Ebba Sundstrom Nylander (February 26, 1896 — January 5, 1963) was an American violinist and conductor, director of the Women's Symphony Orchestra of Chicago in the 1930s. She may have been the first American-born woman to conduct a full symphony orchestra.

==Early life==
Ebba Sundstrom was born in Lindsborg, Kansas, a settlement of Swedish-immigrant farmers where her father was a carpenter. Both of her parents were musical, as founders of Lindsborg's Bethany Oratorio Society. She learned piano and violin as a child, and began performing for audiences and teaching violin when she was still a young teenager. She studied at the Minneapolis School of Music under Richard Czerwonky.

==Career==
In the 1920s and 1930s, Sundstrom maintained a busy performing schedule, regularly appearing on stages in Chicago and Minneapolis, and in live radio concerts. She also taught violin at the Bush Conservatory of Music in Chicago. In 1929, she took over from Ethel Leginska the director position with the Woman's Symphony Orchestra of Chicago. After seven seasons conducting the orchestra, she took leave in 1937 for "study and travel". She did not return to the conductor's post, but by 1941 was teaching at North Park College, and conducting the school's orchestra, until she resigned from North Park in 1951.

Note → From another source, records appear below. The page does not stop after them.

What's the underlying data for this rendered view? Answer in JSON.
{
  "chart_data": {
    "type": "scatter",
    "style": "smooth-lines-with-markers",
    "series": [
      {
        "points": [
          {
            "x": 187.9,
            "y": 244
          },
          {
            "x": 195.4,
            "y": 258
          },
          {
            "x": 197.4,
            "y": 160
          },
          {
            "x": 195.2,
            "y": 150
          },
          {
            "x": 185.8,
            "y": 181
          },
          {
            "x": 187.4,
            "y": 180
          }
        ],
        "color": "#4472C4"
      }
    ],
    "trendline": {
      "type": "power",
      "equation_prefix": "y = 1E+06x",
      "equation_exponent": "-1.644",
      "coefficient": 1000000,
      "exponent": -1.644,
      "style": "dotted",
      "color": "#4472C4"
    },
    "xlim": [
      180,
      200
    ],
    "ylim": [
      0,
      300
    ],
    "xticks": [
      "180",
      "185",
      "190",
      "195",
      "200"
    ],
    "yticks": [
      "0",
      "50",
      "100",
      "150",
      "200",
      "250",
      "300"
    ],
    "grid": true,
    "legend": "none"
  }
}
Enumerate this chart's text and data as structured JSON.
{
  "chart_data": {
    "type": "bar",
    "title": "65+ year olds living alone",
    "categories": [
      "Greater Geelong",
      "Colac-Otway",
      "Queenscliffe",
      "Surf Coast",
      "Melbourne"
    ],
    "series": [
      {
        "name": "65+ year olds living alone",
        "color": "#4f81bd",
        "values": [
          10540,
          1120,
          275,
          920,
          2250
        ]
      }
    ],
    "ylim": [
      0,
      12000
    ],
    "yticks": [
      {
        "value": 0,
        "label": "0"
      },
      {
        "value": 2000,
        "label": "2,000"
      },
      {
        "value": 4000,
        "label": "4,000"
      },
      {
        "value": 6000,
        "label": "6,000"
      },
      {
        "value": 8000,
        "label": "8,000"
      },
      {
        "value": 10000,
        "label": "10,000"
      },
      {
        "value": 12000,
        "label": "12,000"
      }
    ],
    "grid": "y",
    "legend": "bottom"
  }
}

Sundstrom often played with and for Swedish-American cultural groups, including the United Swedish Singers of Chicago, The Swedish Old People's Home Society, and the American Daughters of Sweden. She was one of the first members of Altrusa in Chicago, and appeared on Altrusa programs as a presenter. She was president of the Women's Music Club.

==Personal life==
Ebba Sundstrom married Victor T. Nylander, a dentist who taught at the University of Illinois at Chicago from 1920 to 1937. They had a son, Reinhold Nylander, born in 1930. She was widowed when Victor died in 1962. Ebba Sundstrom Nylander died in 1963, aged 66 years.